Blessings in a Backpack also benefits from Sizzle Dining (formerly Naples Restaurant Week), held over three weeks in September. After the event, $1 is donated from each of the $32 or $42 three-course dinners at nearly 50 participating restaurants, spanning from Naples to Sanibel. Guy Clarke, who runs the event with his wife, Erin, has partnered with the nonprofit on events since 2014, when he founded BaconFest Naples. “I’m blessed to have food on the table, yet here we are in the richest counties and we have thousands of kids who can’t afford to eat,” he says. “It’s not fair when we’re being gluttonous during restaurant week that kids go hungry.” In 2021, Sizzle Dining restaurants donated $20,000 to Blessings in a Backpack, which funded more than 14,000 meal packs to feed children in Collier and Lee Counties on weekends. Several restaurants also chose to make additional donations or sponsor a child for the entire year.

Ingrid Aielli
Ingrid Aielli and her husband, Fabrizio, give behind the scenes and at their restaurants, including hosting Christmas Eve dinner for children living at the Youth Haven shelter. (Photo by Brian Tietz)

St. Matthew’s House in Naples has created a more direct relationship between restaurants and nonprofits. As part of its programming, which combats hunger, homelessness, poverty and substance abuse, the group operates the sit-down restaurant LuLu’s Kitchen and a catering company, Delicious by Design, which caters the VIP viewing area for Cars on Fifth. Both provide on-the-job culinary training for graduates of the organization’s recovery programs, and revenue helps cover operating costs for St. Matthew’s House.

When it comes to catering for the events that fill the society pages, Crave Culinaire is the region’s go-to. Run by chef Brian Roland and his wife, Nicole, the Bonita Springs-based company is celebrating its tenth year, in 2023, of feeding guests at luxe private dinners and charity galas, like those for Golisano Children’s Museum of Naples, Naples Zoo at Caribbean Gardens and Bonita Springs’ The Wonder Gardens. The couple regularly gives back to more than a dozen nonprofit partners, including Literacy Volunteers of Collier County, Golisano Children’s Hospital of Southwest Florida, Make-A-Wish Foundation and Naples Children & Education Foundation.

Kyle Cebull
Millennial Brewing Company’s Kyle Cebull estimates they’ve collaborated with more than 200 nonprofits since opening in 2016. (Photo by Brian Tietz)

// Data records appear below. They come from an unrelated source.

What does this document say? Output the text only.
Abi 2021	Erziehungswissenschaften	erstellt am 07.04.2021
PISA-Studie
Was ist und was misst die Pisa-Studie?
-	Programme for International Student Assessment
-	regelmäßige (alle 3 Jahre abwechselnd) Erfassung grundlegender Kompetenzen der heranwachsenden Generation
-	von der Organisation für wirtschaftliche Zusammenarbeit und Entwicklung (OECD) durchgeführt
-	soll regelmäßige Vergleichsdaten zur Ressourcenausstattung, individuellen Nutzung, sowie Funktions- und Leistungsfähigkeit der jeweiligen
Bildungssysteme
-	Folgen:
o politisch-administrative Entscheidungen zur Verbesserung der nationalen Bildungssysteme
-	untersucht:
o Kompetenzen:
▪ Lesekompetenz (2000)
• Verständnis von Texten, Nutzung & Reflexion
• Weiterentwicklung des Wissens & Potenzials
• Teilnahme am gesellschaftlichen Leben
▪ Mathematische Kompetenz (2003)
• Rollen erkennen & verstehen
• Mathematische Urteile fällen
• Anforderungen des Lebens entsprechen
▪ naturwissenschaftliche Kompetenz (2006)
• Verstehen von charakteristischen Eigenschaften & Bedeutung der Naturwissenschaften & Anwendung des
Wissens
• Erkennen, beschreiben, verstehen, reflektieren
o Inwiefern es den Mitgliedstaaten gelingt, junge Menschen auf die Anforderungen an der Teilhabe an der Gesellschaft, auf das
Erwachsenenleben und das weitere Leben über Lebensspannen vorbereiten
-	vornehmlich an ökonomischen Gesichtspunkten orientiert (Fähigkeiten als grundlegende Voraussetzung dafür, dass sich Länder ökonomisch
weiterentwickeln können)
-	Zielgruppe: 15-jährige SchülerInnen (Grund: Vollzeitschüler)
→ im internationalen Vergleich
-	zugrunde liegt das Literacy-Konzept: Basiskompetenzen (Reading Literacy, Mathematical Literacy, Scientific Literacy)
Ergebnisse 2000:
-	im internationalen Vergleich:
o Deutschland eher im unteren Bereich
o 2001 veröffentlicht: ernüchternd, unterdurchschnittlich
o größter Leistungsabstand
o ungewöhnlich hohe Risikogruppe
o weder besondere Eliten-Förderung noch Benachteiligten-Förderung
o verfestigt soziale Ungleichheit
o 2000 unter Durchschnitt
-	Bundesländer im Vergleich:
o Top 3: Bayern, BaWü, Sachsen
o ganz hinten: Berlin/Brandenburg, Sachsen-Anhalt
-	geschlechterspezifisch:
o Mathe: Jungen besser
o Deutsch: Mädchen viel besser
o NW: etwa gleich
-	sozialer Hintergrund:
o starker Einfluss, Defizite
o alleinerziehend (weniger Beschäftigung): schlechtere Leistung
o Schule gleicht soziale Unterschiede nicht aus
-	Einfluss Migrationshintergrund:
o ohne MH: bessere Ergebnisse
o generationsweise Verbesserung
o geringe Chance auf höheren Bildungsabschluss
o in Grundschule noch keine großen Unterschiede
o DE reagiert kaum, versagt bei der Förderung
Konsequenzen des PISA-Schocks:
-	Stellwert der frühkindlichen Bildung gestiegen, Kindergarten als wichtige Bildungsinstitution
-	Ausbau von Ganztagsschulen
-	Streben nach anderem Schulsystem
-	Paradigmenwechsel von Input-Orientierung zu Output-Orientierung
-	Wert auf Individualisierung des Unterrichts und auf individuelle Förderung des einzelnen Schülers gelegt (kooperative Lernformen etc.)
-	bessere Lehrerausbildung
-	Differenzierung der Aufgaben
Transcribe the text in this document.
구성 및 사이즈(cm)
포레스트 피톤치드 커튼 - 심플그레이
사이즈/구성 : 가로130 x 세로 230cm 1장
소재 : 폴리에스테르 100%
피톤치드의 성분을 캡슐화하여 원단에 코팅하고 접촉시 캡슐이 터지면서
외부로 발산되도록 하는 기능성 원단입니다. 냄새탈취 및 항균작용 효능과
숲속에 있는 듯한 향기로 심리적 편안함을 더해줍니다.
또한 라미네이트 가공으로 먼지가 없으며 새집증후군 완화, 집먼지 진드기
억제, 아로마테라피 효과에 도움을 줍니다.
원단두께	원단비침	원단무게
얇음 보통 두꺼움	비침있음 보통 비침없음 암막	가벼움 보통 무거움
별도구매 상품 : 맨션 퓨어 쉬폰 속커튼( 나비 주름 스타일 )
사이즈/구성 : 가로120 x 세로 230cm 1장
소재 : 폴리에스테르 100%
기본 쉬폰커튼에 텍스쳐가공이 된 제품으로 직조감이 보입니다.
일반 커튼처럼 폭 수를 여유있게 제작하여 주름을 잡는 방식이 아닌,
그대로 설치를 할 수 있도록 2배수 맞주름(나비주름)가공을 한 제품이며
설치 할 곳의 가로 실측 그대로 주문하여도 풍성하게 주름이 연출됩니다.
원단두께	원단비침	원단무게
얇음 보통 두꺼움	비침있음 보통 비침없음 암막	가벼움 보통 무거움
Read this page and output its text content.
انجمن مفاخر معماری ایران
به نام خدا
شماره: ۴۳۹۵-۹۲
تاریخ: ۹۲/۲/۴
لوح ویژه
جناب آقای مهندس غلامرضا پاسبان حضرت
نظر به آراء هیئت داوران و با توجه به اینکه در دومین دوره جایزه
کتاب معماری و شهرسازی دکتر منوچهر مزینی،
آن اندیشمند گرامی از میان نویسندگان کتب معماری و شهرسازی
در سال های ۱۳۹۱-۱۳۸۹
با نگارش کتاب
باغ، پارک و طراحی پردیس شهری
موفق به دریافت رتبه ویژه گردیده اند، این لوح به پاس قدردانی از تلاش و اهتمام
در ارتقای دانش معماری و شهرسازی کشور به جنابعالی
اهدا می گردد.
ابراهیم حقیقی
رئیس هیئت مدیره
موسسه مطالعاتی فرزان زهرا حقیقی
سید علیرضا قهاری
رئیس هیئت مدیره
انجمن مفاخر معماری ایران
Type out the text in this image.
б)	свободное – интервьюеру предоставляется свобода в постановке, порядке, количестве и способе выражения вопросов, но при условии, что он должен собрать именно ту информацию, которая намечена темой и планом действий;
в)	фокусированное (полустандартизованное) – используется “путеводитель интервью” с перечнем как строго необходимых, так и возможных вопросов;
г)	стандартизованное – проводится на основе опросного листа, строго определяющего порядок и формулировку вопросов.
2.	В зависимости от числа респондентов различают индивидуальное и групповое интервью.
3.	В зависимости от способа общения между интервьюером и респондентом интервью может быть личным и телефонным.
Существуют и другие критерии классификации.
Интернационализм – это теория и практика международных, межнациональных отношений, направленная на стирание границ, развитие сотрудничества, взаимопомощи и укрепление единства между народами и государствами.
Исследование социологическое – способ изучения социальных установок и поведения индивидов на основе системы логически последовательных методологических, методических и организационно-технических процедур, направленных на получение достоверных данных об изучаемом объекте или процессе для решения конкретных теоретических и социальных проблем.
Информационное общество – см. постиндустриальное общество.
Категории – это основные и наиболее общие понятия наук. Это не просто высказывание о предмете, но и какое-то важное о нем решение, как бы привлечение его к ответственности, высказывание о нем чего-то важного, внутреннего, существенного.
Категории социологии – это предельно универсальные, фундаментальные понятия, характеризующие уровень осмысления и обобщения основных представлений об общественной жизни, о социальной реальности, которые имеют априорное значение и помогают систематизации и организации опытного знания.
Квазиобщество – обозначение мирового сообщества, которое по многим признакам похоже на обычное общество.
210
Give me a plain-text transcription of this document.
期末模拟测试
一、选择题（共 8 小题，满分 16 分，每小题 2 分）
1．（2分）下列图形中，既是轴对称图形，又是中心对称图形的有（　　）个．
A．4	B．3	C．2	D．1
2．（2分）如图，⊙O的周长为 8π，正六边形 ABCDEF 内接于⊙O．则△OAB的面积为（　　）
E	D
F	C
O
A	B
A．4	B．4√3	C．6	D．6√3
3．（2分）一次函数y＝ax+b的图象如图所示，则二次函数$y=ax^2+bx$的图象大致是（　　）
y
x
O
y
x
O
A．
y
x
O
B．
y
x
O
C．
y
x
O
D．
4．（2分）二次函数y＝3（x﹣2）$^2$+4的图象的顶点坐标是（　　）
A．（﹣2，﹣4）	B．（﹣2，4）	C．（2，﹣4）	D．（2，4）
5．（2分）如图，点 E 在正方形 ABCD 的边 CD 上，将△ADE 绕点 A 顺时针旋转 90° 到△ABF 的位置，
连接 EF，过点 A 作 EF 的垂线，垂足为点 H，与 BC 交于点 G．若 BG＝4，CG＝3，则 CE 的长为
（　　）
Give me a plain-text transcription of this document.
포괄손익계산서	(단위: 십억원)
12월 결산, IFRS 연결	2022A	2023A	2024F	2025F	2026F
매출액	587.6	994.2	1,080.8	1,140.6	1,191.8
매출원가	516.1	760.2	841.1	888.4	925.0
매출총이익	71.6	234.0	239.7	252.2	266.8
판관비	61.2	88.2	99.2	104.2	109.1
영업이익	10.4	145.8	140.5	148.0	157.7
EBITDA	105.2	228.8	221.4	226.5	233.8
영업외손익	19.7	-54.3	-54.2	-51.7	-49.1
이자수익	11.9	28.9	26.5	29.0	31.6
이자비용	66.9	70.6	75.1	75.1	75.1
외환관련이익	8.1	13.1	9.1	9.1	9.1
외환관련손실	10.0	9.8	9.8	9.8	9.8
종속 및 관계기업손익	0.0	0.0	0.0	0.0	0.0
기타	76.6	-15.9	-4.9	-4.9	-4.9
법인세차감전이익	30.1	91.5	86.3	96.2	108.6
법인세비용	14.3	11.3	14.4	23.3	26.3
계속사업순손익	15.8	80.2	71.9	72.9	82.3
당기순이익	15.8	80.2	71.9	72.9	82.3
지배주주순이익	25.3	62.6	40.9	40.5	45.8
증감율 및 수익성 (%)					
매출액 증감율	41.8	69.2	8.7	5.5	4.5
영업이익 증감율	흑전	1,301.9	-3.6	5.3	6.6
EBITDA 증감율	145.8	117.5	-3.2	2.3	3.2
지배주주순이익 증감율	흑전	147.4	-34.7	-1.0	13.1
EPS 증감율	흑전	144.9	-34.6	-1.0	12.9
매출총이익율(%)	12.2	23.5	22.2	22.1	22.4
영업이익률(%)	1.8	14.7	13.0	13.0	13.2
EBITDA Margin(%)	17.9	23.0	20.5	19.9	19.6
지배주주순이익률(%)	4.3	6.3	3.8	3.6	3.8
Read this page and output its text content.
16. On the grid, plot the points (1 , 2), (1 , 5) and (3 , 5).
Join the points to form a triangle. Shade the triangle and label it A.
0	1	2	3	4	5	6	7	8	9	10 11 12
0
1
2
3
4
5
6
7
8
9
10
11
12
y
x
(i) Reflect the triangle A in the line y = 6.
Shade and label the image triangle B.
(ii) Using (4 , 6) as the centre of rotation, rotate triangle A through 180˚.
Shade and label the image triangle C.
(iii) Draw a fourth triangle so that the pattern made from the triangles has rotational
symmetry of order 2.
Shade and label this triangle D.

Last December, after Brian was injured during an event, members of the community held a candlelight vigil outside of Lee Memorial Hospital, where he was being treated. Though Brian remained in recovery, Crave pushed forward with the season’s slate of events, including donating dinners for auctions. At SWFL Wine & Food Fest in January, a dinner catered by Crave led to a bidding war that drove the price to $25,000. Nicole generously offered to cater a second dinner, raising a $50,000 to benefit SWFL Children’s Charities. “Brian and I are so grateful to this community. We can’t thank everyone enough for their support and prayers,” she says. “Giving is, indeed, a circular gift.”